SimpleXlsxReader is (as of this writing) the fastest and most memory efficient
Ruby xlsx parser.

Recent updates here have focused on large spreadsheets with especially
non-unique strings in sheets using xlsx' shared strings feature
(Excel-generated spreadsheets always use this).
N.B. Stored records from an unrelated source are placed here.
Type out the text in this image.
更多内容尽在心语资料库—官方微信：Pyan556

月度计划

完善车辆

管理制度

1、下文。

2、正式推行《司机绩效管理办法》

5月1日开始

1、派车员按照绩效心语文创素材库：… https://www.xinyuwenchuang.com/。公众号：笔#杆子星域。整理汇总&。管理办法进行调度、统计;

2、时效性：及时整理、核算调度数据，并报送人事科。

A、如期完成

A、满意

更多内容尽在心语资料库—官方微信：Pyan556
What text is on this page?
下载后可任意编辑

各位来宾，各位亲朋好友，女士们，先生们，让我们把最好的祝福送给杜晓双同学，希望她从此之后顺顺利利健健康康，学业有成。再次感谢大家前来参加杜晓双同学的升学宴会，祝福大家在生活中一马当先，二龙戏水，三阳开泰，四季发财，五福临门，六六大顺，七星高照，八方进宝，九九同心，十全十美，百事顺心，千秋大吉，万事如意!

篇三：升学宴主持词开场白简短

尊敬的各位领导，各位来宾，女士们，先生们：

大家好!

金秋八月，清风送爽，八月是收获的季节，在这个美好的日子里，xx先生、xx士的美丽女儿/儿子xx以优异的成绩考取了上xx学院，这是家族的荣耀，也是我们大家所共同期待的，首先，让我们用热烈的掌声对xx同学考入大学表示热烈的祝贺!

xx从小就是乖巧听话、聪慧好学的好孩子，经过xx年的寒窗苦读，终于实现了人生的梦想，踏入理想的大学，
Other projects have implemented
streaming parsers for the sheet data, but currently none stream while loading
the shared strings file, which is the second-largest file in an xlsx archive
and can represent millions of strings in large files.

For more details, see [my fork of @shkm's excel benchmark project](https://github.com/woahdae/excel-parsing-benchmarks), but here's the summary:

1mb excel file, 10,000 rows of sample "sales records" with a fair amount of
non-unique strings (ran on an M1 Macbook Pro):

| Gem | Parses/second | RSS Increase | Allocated Mem | Retained Mem | Allocated Objects | Retained Objects |
|--------------------|---------------|--------------|---------------|--------------|-------------------|------------------|
| simple_xlsx_reader | 1.13 | 36.94mb | 614.51mb | 1.13kb | 8796275 | 3 |
| roo | 0.75 | 74.0mb | 164.47mb | 2.18kb | 2128396 | 4 |
| creek | 0.65 | 107.55mb | 581.38mb | 3.3kb | 7240760 | 16 |
| xsv | 0.61 | 75.66mb | 2127.42mb | 3.66kb | 5922563 | 10 |
| rubyxl | 0.27 | 373.52mb | 716.7mb | 2.18kb | 10612577 | 4 |

Here is a benchmark for the "worst" file I've seen, a 26mb file whose shared
strings represent 10% of the archive (note, MemoryProfiler has too much
overhead to reasonably measure allocations so that analysis was left off, and
we just measure total time for one parse):

| Gem | Time | RSS Increase |
|--------------------|---------|--------------|
| simple_xlsx_reader | 28.71s | 148.77mb |
| roo | 40.25s | 1322.08mb |
| xsv | 45.82s | 391.27mb |
| creek | 60.63s | 886.81mb |
| rubyxl | 238.68s | 9136.3mb |

## Installation

Add this line to your application's Gemfile:

gem 'simple_xlsx_reader'

And then execute:

$ bundle

Or install it yourself as:

$ gem install simple_xlsx_reader

## Versioning

This project follows [semantic versioning 1.0](http://semver.org/spec/v1.0.0.html)

## Contributing

Remember to write tests, think about edge cases, and run the existing
suite.

The full suite contains a performance test that on an M1 MBP runs the final
large file in about five seconds. Check out that test before & after your
change to check for performance changes.

Then, the standard stuff:

1. Fork this project
2. Create your feature branch (`git checkout -b my-new-feature`)
3. Commit your changes (`git commit -am 'Add some feature'`)
4. Push to the branch (`git push origin my-new-feature`)
5. Create new Pull Request